Schwester Martha rückte ein. Aber sie konnte sich nicht zerteilen. Es blieb im Hause noch genug zu tun. Da mußten die Zwillinge heran. Zum Glück hatte man jetzt in der Schule Kälteferien. Das heißt, die Schulen waren wegen Kohlenmangel geschlossen. Herbert übernahm die Zentralheizung, die ihm ungeheuren Spaß machte, und das Stiefelputzen. Letzteres erstreckte sich allerdings nur auf Suses und seine Füße, da die Patienten keine Stiefel trugen. Suse zeigte hauswirtschaftliche Talente. Sie fegte, mopte und bohnerte die Zimmer, daß es nur so blitzte. Sie besorgte den Aufwasch und ging Schwester Martha beim Kochen zur Hand.

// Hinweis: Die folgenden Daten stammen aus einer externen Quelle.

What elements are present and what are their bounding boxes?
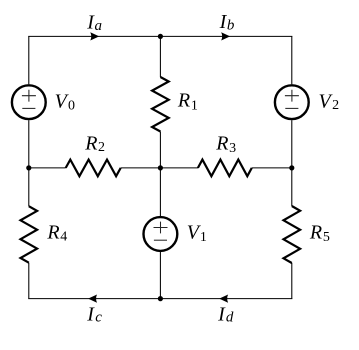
svg-text:R1: R1 bbox=[177, 90, 198, 114]
svg-text:Ic: Ic bbox=[86, 304, 102, 326]
wire top bbox=[28, 35, 292, 37]
wire right middle bbox=[291, 120, 293, 206]
resistor R2 bbox=[66, 160, 121, 177]
resistor R3 bbox=[198, 160, 252, 177]
wire left middle bbox=[28, 120, 30, 206]
svg-text:V1: V1 bbox=[187, 222, 207, 246]
V2 minus sign bbox=[285, 107, 298, 109]
wire left lower bbox=[28, 263, 30, 299]
node dot left-middle bbox=[26, 165, 31, 170]
V0 minus sign bbox=[22, 107, 35, 109]
current arrow Ib bbox=[221, 32, 230, 40]
resistor R1 bbox=[152, 77, 169, 132]
svg-text:V0: V0 bbox=[55, 90, 75, 113]
svg-text:R5: R5 bbox=[309, 222, 330, 245]
wire middle-horizontal right segment bbox=[252, 167, 292, 169]
current arrow Ic bbox=[88, 295, 97, 303]
wire middle-horizontal center segment bbox=[121, 167, 198, 169]
svg-text:V2: V2 bbox=[319, 90, 340, 113]
V1 minus sign bbox=[154, 239, 167, 241]
svg-text:R3: R3 bbox=[215, 133, 236, 156]
V2 plus sign bbox=[285, 90, 299, 102]
wire center-vertical top segment bbox=[159, 36, 161, 77]
voltage source V1 circle bbox=[144, 217, 178, 251]
current arrow Ia bbox=[90, 32, 99, 40]
svg-text:Id: Id bbox=[217, 303, 234, 325]
svg-text:Ia: Ia bbox=[86, 12, 102, 34]
node dot top-center bbox=[158, 34, 163, 39]
wire bottom bbox=[28, 298, 292, 300]
current arrow Id bbox=[219, 295, 228, 303]
wire center-vertical middle segment bbox=[159, 132, 161, 217]
wire center-vertical bottom segment bbox=[159, 252, 161, 299]
node dot bottom-center bbox=[158, 296, 163, 301]
resistor R5 bbox=[284, 206, 301, 263]
resistor R4 bbox=[21, 206, 38, 263]
V1 plus sign bbox=[154, 222, 168, 234]
node dot center bbox=[158, 165, 163, 170]
wire left upper bbox=[28, 36, 30, 84]
voltage source V2 circle bbox=[275, 85, 309, 119]
wire right upper bbox=[291, 36, 293, 84]
wire right lower bbox=[291, 263, 293, 299]
node dot right-middle bbox=[289, 165, 294, 170]
svg-text:Ib: Ib bbox=[219, 11, 235, 33]
V0 plus sign bbox=[22, 90, 36, 102]
voltage source V0 circle bbox=[12, 85, 46, 119]
svg-text:R4: R4 bbox=[46, 222, 67, 245]
wire middle-horizontal left segment bbox=[29, 167, 66, 169]
svg-text:R2: R2 bbox=[84, 133, 105, 155]
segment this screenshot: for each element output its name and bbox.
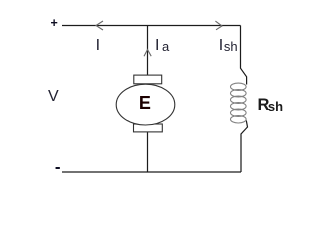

Daneben fand sie aber noch Zeit, ihrem Vati, der zum erstenmal aufstehen durfte, eine warme Decke über die Knie zu legen und es ihm in einem bequemen Sessel gemütlich zu machen, der Mutti erfrischende Limonade zu reichen, ihrer kleinen Omama liebevoll über die noch immer heiße Stirn zu streichen und der Emma, die so erbärmlich hustete, heiße Milch mit Emser an das Bett zu bringen.

Als Frau Professor Winter das Bett verlassen durfte, löste sie Suse ab. Auch sie mußte der Krankheit ihren Tribut zahlen.

Herbert, der sich rühmte, gegen alle Bazillen gefeit zu sein, folgte als getreuer Zwilling bald darauf nach. Im Sternenhaus blieben nur Bubi und Piccola von der Grippe verschont.